Cooperative board and card games have come a long way, and the idea of collaboration is almost normal in gaming now. Marvel’s Hail HYDRA Board Game is collaborative, but with a twist — there are traitors in the midst. Everyone is supposed to be on team S.H.I.E.L.D., but one or two of you may be double-agents, and a lot of the game is devoted to figuring out who. In the meantime, the team of agents is defending New York City from various supervillains. Ultimately the team wants to defeat Red Skull, retrieve a cosmic cube, and declare victory.
One board game review site says the game is “fast-paced, raucous and great fun” Up to eight people can play; these reviewers recommend six. There were five of us playing, which I think was adequate, and I’m not sure how the quantity relates directly to the enjoyment, but I can certainly see how 4 or fewer would be too few.

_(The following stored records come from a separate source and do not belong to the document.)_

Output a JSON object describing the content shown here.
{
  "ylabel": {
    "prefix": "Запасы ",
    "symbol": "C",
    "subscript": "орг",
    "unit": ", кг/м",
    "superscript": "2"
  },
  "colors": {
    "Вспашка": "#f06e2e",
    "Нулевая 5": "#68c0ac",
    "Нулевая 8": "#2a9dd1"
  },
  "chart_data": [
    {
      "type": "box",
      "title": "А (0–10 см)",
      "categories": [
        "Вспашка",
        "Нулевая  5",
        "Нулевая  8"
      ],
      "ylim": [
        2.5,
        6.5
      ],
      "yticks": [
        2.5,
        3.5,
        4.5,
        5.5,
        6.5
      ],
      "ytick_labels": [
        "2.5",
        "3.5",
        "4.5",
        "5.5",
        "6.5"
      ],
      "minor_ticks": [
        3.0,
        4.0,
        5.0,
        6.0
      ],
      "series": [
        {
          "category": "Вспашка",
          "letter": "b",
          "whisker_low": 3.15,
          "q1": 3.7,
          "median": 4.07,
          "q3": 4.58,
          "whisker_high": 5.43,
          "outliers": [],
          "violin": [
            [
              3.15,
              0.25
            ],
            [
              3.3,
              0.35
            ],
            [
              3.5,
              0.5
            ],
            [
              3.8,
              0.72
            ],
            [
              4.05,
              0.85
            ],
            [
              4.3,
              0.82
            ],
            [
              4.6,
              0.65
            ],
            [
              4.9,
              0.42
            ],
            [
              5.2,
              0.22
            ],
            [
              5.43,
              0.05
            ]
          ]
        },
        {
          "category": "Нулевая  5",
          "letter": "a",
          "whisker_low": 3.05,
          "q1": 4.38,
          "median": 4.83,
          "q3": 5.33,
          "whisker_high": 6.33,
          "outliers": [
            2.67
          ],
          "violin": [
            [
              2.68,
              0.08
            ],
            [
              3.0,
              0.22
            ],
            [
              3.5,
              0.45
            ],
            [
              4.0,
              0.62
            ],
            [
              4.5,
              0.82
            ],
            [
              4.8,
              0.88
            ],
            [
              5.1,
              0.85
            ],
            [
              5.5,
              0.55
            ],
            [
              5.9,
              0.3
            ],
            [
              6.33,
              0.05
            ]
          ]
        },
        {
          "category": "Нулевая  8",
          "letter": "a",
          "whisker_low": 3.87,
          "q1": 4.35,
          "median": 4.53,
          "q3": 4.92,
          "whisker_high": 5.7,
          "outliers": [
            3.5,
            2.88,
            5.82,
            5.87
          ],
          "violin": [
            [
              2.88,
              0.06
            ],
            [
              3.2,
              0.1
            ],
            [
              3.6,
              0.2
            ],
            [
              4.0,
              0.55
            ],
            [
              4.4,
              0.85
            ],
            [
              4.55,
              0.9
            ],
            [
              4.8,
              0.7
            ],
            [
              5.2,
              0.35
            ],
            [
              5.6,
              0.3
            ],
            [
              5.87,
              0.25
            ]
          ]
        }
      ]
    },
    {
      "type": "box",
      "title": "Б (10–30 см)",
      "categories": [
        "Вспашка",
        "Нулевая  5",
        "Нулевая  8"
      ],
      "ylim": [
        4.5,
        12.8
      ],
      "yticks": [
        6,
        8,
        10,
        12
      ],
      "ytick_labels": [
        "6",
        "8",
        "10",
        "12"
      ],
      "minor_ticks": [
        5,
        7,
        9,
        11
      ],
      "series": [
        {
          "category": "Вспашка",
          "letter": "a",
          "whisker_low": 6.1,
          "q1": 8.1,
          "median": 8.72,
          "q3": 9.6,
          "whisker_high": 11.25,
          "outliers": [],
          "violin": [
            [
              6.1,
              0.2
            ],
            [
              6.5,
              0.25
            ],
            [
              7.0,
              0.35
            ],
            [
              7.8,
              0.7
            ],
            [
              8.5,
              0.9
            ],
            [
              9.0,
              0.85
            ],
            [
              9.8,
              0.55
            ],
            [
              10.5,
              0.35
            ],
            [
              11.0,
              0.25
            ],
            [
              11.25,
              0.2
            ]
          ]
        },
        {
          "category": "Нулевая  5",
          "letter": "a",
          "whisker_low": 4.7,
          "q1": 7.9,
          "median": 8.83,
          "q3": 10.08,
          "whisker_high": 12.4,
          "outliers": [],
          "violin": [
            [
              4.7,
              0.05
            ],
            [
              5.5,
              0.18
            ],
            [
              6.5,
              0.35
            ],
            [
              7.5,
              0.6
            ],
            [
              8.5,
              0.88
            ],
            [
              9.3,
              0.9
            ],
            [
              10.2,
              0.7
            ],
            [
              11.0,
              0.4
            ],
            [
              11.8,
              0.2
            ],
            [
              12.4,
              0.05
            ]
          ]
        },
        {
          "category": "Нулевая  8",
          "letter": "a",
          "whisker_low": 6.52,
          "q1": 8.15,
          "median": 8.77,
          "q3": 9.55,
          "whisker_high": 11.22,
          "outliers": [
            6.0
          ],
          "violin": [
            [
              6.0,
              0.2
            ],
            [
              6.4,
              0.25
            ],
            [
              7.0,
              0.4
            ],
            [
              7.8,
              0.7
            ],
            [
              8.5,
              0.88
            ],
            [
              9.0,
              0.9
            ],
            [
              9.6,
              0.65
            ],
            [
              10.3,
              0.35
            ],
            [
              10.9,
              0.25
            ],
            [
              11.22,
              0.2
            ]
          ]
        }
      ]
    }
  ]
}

All the dynamics of human communication and deception-based game theory were at work when my friends and I played the game. The game was full of fluid and unnecessary paranoia. I played Captain America and everyone accused me of being a fascist and therefore being the HYDRA agent. They could not shake this belief for several turns as the actual agents either accused me or remained evasive. At one point in the game we’re supposed to vote people out of a round if we suspect they are HYDRA. Because Captain America gets an extra vote, I was able to force a tie and nobody got thrown out. Despite this altruistic act, everyone continued to suspect I was HYDRA. And, because I was voted out of the final round, I was unable to help fight the two HYDRA agents, one of whom I had consistently and repeatedly identified. It was frustrating, but then vindicating when everyone learned it wasn’t me.
On the good side, the game is pretty accessible and the processes easy to learn. On the other hand, this accessibility is partly a result of the game being very mechanical and somewhat predictable, even as a deception game. At least when we played it, there was very little strategy involved. We all played attack cards and if the positive point value of our cumulative card total outnumbered that of the villains we faced, we won, which was almost all the time even with only five players. The superheroes have one or two unique traits that augment things like voting power, but there’s not a lot of incentive to get to know your character.
For genuine collaboration, there are probably better games. I recommend the cooperative games of the TESA Collective, including Strike! and Space Cats Fight Fascism. These games are more difficult to win, require cooperative communication and mutual planning, and don’t double-burden the players with beating the bad guys and sniffing out internal traitors. But for those who dig the latter, Hail HYDRA has a fun, superhero-oriented flavor and lots of pretty evil villains to fight.